Plaintiff also objects to the
propriety of the proposed protective order. However, as no motion for a
protective order is currently pending, the Court declines to rule on this
issue.
CONCLUSION:
Defendants’ motion to compel the defense mental examination
of Plaintiff is GRANTED in part. The Court will permit Dr. Judy Ho to examine
Plaintiff remotely via videoconferencing on April 7, 2023, beginning at 10:00
a.m, or at another time mutually agreeable to the parties. The testing is to be
conducted over no more than seven hours and is to be limited to a clinical
interview and three of the identified tests, excluding the Substance Abuse
Subtle Screening Inventory. The examination will not probe any of Plaintiff’s
sexual conduct with individuals other than alleged perpetrator Keith
Henry.
Plaintiff is entitled to make an audio recording of the entire
examination. Plaintiff is also entitled
to depose Dr. Ho, so long as Defendants seek to offer her opinions at trial, as
well as any expert whose opinions are grounded in any way on the late-sought
defense mental examination the Court authorizes in this order.

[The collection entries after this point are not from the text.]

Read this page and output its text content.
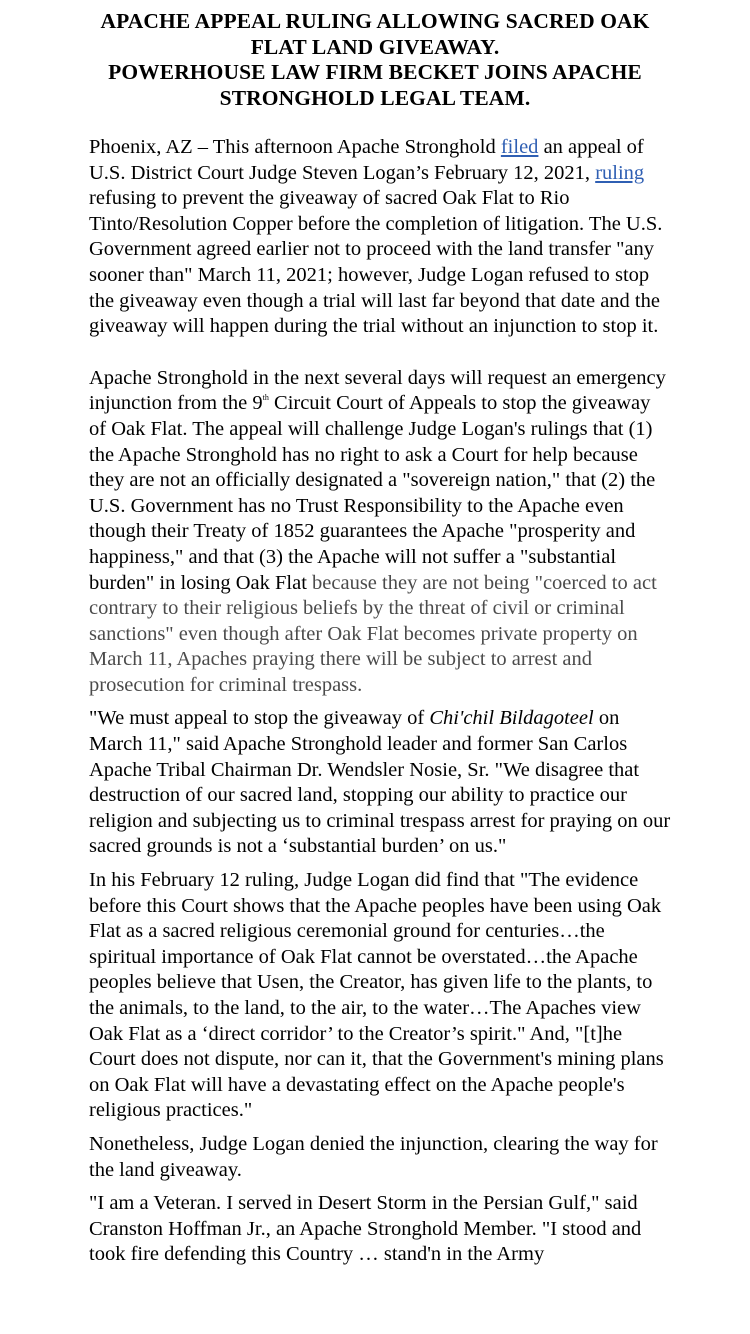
APACHE APPEAL RULING ALLOWING SACRED OAK FLAT LAND GIVEAWAY.
POWERHOUSE LAW FIRM BECKET JOINS APACHE STRONGHOLD LEGAL TEAM.

Phoenix, AZ – This afternoon Apache Stronghold filed an appeal of U.S. District Court Judge Steven Logan’s February 12, 2021, ruling refusing to prevent the giveaway of sacred Oak Flat to Rio Tinto/Resolution Copper before the completion of litigation. The U.S. Government agreed earlier not to proceed with the land transfer "any sooner than" March 11, 2021; however, Judge Logan refused to stop the giveaway even though a trial will last far beyond that date and the giveaway will happen during the trial without an injunction to stop it.

Apache Stronghold in the next several days will request an emergency injunction from the 9th Circuit Court of Appeals to stop the giveaway of Oak Flat. The appeal will challenge Judge Logan's rulings that (1) the Apache Stronghold has no right to ask a Court for help because they are not an officially designated a "sovereign nation," that (2) the U.S. Government has no Trust Responsibility to the Apache even though their Treaty of 1852 guarantees the Apache "prosperity and happiness," and that (3) the Apache will not suffer a "substantial burden" in losing Oak Flat because they are not being "coerced to act contrary to their religious beliefs by the threat of civil or criminal sanctions" even though after Oak Flat becomes private property on March 11, Apaches praying there will be subject to arrest and prosecution for criminal trespass.

"We must appeal to stop the giveaway of Chi'chil Bildagoteel on March 11," said Apache Stronghold leader and former San Carlos Apache Tribal Chairman Dr. Wendsler Nosie, Sr. "We disagree that destruction of our sacred land, stopping our ability to practice our religion and subjecting us to criminal trespass arrest for praying on our sacred grounds is not a ‘substantial burden’ on us."

In his February 12 ruling, Judge Logan did find that "The evidence before this Court shows that the Apache peoples have been using Oak Flat as a sacred religious ceremonial ground for centuries…the spiritual importance of Oak Flat cannot be overstated…the Apache peoples believe that Usen, the Creator, has given life to the plants, to the animals, to the land, to the air, to the water…The Apaches view Oak Flat as a ‘direct corridor’ to the Creator’s spirit." And, "[t]he Court does not dispute, nor can it, that the Government's mining plans on Oak Flat will have a devastating effect on the Apache people's religious practices."

Nonetheless, Judge Logan denied the injunction, clearing the way for the land giveaway.

"I am a Veteran. I served in Desert Storm in the Persian Gulf," said Cranston Hoffman Jr., an Apache Stronghold Member. "I stood and took fire defending this Country … stand'n in the Army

This ruling is conditioned on Defendants filing and serving on all
parties within 10 days of this order a declaration or other evidence
demonstrating that Dr. Ho is a licensed
physician or licensed clinical psychologist who holds a doctoral degree in
psychology and has had at least five years of postgraduate experience in the
diagnosis of emotional and mental disorders, pursuant to Code of Civil Procedure
section 2032.020(c)(1).
Moving parties to give notice, unless waived.
IT IS SO ORDERED.
Dated: March 8, 2023 ___________________________________
Theresa
M. Traber
Judge
of the Superior Court
Any party may submit on the
tentative ruling by contacting the courtroom via email at Smcdept47@lacourt.org by no later than 4:00 p.m. the day
before the hearing. All interested parties must be copied on the email. It
should be noted that if you submit on a tentative ruling the court will still
conduct a hearing if any party appears. By submitting on the tentative you
have, in essence, waived your right to be present at the hearing, and you
should be aware that the court may not adopt the tentative, and may issue an
order which modifies the tentative ruling in whole or in part.